Given the extensive discussion triggered by my original comment in April (follow up here & here), I was pleased to see someone assemble a significant data set and do some analysis.
In previous studies people have concluded that CPP leads to higher prices and the need for further regulatory intervention. The one claimed advantage of CPP was that it led to more rapid adoption of mobile telephony. Now it is clear that even that advantage is not true.
we find ... that CPP has no statistically significant impact on subscriber penetration. Neither switching countries nor original CPP countries have been found to show a significantly higher number of subscribers. We therefore expect that a switch from CPP to RPP would not reduce penetration rates, independently whether a country’s penetration process has just started or has nearly reached saturation levels.
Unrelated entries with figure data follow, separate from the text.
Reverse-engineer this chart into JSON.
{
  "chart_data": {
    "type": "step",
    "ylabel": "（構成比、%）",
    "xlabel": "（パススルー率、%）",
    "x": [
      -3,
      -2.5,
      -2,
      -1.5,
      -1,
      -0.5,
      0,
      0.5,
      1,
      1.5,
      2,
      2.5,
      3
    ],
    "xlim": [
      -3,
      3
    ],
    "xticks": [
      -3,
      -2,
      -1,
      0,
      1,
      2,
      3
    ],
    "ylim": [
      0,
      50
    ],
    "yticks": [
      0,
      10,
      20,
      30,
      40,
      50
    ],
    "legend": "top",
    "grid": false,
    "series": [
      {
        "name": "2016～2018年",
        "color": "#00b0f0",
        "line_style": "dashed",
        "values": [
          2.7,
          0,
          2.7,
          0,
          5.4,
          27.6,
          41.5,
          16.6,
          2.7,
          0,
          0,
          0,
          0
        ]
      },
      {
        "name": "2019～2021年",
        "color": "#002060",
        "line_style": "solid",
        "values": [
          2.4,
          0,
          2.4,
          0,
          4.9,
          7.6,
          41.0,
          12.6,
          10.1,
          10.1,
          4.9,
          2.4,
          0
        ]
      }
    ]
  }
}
Thus, applying RPP instead of CPP seems to be a feasible tool to reduce market power and mobile termination rates and additionally to make the regulation of termination fees redundant.
Of course once you get regulatory environments in place, like CPP, you rapidly accumulate vested interests and it becomes difficult to change no matter how beneficial a change would be. Indeed, while they had 31 countries that switched to CPP, none have so far been able to go the deregulatory direction, i.e. switch to RPP, despite the high prices with CPP and the increasing evidence that RPP is better.